3. Multiple jobs printing AT THE SAME TIME on the same printer. This results 
in one line of one file, with the next from some other file. It is very 
interesting reading memos printed on these printers. 

4. Inability to delete jobs from a queue once it is in a 'ABORTING' state 
and the printer is STALLED or PAUSED. A REBOOT is the fix here.

5. Failure of the JBCSYSQUE system to correctly process a START/STOP command 
which has qualifiers on it. There appears to be an internal TIME delay and 
the result changes due to processor load, number of queues and other such 
factors.

6. Queues STOPping themselves for NO apparent reason. Also getting into 
PAUSEd states for no apparent reason at times.

7. Apparent problems with high speed printers on the LAT. We have about a 
dozen 600 LPM printers out there on the network and the throughput appears 
to cause problems for the LATSYM image. Single processors for these are our 
only hope for this one.

8. Print symbionts going into RWAST state and never getting out. Reboot is the 
fix here also.

The bottom line, after spending hours on the phone with local field service 
and Colorado Tech Support, is that problems ARE present in the software.

We have upgraded the LTDRIVER.EXE image twice and the LATSYM.EXE image three 
times. Problems continue to occur, so we will be upgrading again. One option 
that has most recently been offered is to use the latest upgraded LTDRIVER 
image with the LATSYM 1.1 (VMS 4.5) image. This results in single threaded, 
one processor (LATSYM) image per printer, which is the behavior of VMS 4.5. 
Not something I want for long. Having 60+ processes hanging there in the system 
for the printers is one MAJOR factor in GOING to 4.6/.7 from my vantage 
point. I do not want to argue the HIB state, or the swapped out state as 
eliminating this concern.

So, should you be thinking UPGRADE, and have LOTS of printers you MAY want 
to hold off and start calling your local office and Colorado to get the 
latest news AND images. They should be able to pull it off the internal DEC 
network. The latest version of the images we have is listed below.

LTDRIVER.EXE 		X7N-17
LATSYM.EXE		2.4-001

Hope this helps, so you are not in the same shape we are.

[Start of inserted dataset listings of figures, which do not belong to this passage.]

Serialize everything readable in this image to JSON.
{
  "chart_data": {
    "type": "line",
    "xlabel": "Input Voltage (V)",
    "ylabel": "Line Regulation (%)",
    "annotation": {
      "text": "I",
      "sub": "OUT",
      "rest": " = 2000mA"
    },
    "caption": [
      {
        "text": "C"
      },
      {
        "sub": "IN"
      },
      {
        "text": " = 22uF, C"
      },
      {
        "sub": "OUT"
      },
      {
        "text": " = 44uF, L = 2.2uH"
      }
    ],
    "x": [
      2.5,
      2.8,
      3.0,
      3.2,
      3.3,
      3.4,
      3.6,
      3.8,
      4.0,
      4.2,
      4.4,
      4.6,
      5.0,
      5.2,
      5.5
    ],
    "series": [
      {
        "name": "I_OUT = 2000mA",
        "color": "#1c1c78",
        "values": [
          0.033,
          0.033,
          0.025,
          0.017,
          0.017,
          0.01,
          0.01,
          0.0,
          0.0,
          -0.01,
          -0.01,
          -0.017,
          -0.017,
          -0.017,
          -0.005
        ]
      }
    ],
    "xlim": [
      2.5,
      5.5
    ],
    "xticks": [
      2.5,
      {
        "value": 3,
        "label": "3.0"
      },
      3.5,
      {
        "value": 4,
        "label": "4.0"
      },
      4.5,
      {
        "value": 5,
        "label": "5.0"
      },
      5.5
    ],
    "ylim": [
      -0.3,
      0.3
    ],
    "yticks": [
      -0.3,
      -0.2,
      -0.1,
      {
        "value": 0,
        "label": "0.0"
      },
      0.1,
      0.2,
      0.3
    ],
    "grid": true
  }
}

Paul D. Clayton - Manager Of Systems
Advanta Corp. - Horsham, Pa. USA
Formerly - TSO Financial
Address - CLAYTON%XRT@CIS.UPENN.EDU

CHRIS@YMIR.BITNET (Chris Yoder) (04/23/88)

[RAID, Rid Any Insects Directly]

     Regarding Paul Clayton's problems with the print queues and VMS 4.6/4.7. I
had many of the same problems with queues getting stuck and staying stuck, of
SYMBIONT_XXXX processes hanging around in RWAST states essentially forever
(thus keeping those printers permanently allocated), and general havoc with the
queues.  The solution to this problem turned out to be increasing the sysgen
parameter MAXBUF to over 5000.  Since doing so (and then rebooting...), I
haven't experienced any problems with my queues.  Several other sites have also
used this solution with success.

     I suppose that I should have posted this earlier, but I heard it through
the grapevine and naturally assumed that I had just missed it on Info-Vax.  (We
BITNETers seem to never get any of our postings back and miss about 1/4 of the
messages...)

-- Chris Yoder
     Harvey Mudd College        Bitnet ----- Chris@Ymir.Bitnet
-------